The last thing you want to do is buy a house that is a money-guzzler, so make sure that you check out the property’s energy rating and general day-to-day running costs.  Loft insulation and double glazing will reduce energy bills, saving you money in the long run. Property developers are fast realising the demand of sustainable housing, and are incorporating features into new builds that not only save money, but are environmentally friendly, too. A good example is solar panels; these can dramatically decrease energy bills, as well as being kind to our world. Similarly, the direction your house points towards can also have a bearing on energy costs: having a southern facing property will maximise natural energy from the sun, and could reduce bills as much as 10% per annum. Another energy-efficient idea that is rapidly catching on, and is often routinely implemented in new builds, is a water softening system. These work to counteract, and prevent, the substantial damage caused by hard water. When hard water is heated, it leaves behind mineral deposits, known as limescale, which can result in less efficient energy systems and shortened lives of electrical appliances. Limescale also leaves behind unsightly marks on sinks and toilet bowls, and clogs up shower-heads. Buying a house that has an integrated water softening system will not only save significant energy costs and increase the effectiveness of appliances, but will eradicate the need for hours of elbow grease to remove unbudging stains.

The perfect location:

The location of your property is also of paramount importance; you may love living in a quiet village, but may soon tire of waiting for a bus that rarely comes. In contrast, you may want to be very close to amenities, but might find noisy traffic a burden when trying to get the kids to sleep at night.
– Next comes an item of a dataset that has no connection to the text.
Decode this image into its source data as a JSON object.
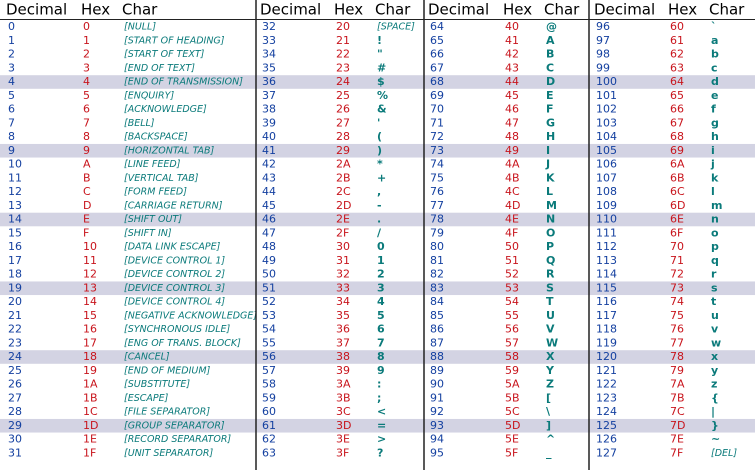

It’s all about weighing up the pros and cons, and finding a property that best fits all of your needs. One thing that frustrates people more than anything is being unable to park outside their house, yet this crucial factor is often relegated in importance, or completely overlooked, when searching for a property. However, having to live with a stressful parking situation could have a huge impact on your life. Carry out extensive research of the area: is it up and coming? Are there plans for regeneration? Does it have boarded-up houses or is it prosperous? All of these give an indication of the future of the area. Check whether there are any plans for building in the immediate vicinity of the property; the picturesque field beside your house might not be so appealing with diggers and workmen all over it. Furthermore, consider the facilities in the area: how far away are local amenities, shops, bus-stops and schools?

Enhance your feeling of security:

Certain aspects make an area feel secure, such as streets where the houses have a facing, enclosed feel. Do your research on crime rates in the area, and check what security provisions the house has; it is also a good idea to see if there is a local Neighbourhood Watch scheme. A house that has a high back-garden wall and an unhindered front view, is proven less likely to be targeted by burglars; although having a living room that faces onto a road or street may feel like an infringement on your privacy, it will undoubtedly provide greater security and a sense of well-being. Well-lit paths and traffic calming techniques, such as speed bumps, will also heighten the feeling of security.